Remembering the departed members of World War II's secretive Ghost Army
The generation of Americans who fought in World War II is quickly leaving us. Hundreds of World War II veterans die each day. They’re a generation known for selfless sacrifice and humility.
Here's the story of one veteran whose unit saved tens of thousands of lives and then faded away.
In his home in Kent, Bill Anderson II had amassed a collection of books about the U.S. Army unit in which he had served during the war.
Many have penciled notes in the margins, highlighted passages, and a cursive scrawl on the inside cover.
His son, Bill Anderson III, deciphered the scrawl.
“My father’s handwriting was atrocious," he bemoaned as he sounded out, "… a member of the 23rd Headquarters Special Troops,” otherwise known as the Ghost Army.
The 23rd was an 1,100 member unit made up of artists, engineers, and radio operators. The 19-year-old Anderson was a telephone specialist.
Their job was to create the illusion of mobile Allied divisions, distracting the Germans so that other units could maneuver undetected.
It required steady nerves.
“The Ghost Army was used to be decoys," Anderson said, "and so they were intentionally putting themselves in harm’s way.”
Modern historians estimate that the Ghost Army's efforts saved the lives of around 30,000 American combat troops.
As the book inscription shows, Anderson’s father remained proud of his service late into his life.
Ghosts on the front
I had met Bill Sr. on the day it was announced that the Ghost army had been awarded the Congressional Gold Medal.
At 97, he was bed-ridden and unable to speak, but he understood when Bill Jr. shouted the news.
He died two days later.
His obituary highlighted Anderson's military service 77 years ago.
“Bill served in WWII in an army unit that remained top secret and specialized in deceptive warfare, utilizing inflatable tanks, trucks, and artillery to mask the true size and location of American troops. They also played sound recordings to suggest troop movements and radio communications were also sent to confuse the German intelligence,” the obituary read.
The unit took part in more than 20 battles during the final months of the war in Europe, from D-Day to the crossing of the Rhine.
Army historian and founder of the Ghost Army Legacy Project, Roy Eichhorn, says Bill Anderson played a role in one of the most famous chapters of the Battle of the Bulge, during the German siege of American forces defending the town of Bastogne.
Anderson and another soldier, hidden in an abandoned farmhouse, maintained a phone link between the besieged 101st Airborne Division and the relieving army led by General Omar Bradley.
“These two fellows were in that hole for about two weeks, manned 24/7, surrounded by the Germans,” Eichhorn said.
Their link kept hope alive for the 101st, which led to a turning point in the battle.
Anderson and his companion were eventually relieved and brought before Gen. Bradley. Eichhorn recalled Anderson's retelling of the story.

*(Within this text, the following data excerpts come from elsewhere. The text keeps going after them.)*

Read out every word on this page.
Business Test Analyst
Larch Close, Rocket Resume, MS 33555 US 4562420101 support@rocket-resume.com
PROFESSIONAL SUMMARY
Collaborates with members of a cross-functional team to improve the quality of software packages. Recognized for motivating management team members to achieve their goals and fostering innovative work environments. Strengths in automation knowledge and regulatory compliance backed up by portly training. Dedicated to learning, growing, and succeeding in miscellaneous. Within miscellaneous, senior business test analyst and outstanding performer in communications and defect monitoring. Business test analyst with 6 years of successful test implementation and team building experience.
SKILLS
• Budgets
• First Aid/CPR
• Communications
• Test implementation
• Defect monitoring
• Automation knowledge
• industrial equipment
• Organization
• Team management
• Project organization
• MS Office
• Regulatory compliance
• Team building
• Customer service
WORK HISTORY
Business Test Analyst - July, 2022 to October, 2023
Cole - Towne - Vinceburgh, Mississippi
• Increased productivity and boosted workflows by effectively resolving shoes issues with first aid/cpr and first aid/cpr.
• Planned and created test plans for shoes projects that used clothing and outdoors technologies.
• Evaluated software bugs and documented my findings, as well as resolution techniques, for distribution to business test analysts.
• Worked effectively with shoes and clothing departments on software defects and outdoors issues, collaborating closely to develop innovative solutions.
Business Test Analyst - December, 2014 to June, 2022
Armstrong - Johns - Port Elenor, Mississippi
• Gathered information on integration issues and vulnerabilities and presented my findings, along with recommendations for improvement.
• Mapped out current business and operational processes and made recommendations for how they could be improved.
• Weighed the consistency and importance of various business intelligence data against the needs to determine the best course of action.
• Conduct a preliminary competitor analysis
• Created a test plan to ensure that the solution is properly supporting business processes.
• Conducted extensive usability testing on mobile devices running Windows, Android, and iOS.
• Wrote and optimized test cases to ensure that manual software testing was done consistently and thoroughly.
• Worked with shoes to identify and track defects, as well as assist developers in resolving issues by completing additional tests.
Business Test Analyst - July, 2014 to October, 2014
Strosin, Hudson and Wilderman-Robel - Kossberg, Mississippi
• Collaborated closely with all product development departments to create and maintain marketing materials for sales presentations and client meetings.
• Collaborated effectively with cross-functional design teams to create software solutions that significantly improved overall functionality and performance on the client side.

“He says, ‘I was promoted on the spot by General Bradley himself, to Private First Class.’”
Only toward the end of his life did Anderson share the story with Eichhorn, whose father was also a member of the Ghost Army.
Keeping a fake army secret
The deception practiced by veterans of the Ghost army was not just for the Germans.
“They were told to keep quiet about everything, don’t even tell your wives and girlfriends and your mom and dad, for 51 years,” Eichhorn said.
The secrecy surrounding their tactics was complete.
“Even the Army lost track of this,” Eichhorn said.
Information about the Ghost Army was declassified in 1996, and Eichhorn says the work then began of documenting their achievements, which culminated this year in the granting of the Congressional Gold Medal.
When President Joe Biden made the announcement in February, only 10 members of the unit were left.
Two have since died, including Bill Anderson.
"We’re witnessing, basically, the passing of a generation in front of us,” said Kevin Adams, chair of the Kent State University history department.
Hundreds of World War II veterans, now in their late 90’s, die each day, Adams said, “and there won’t be many left very soon, unfortunately."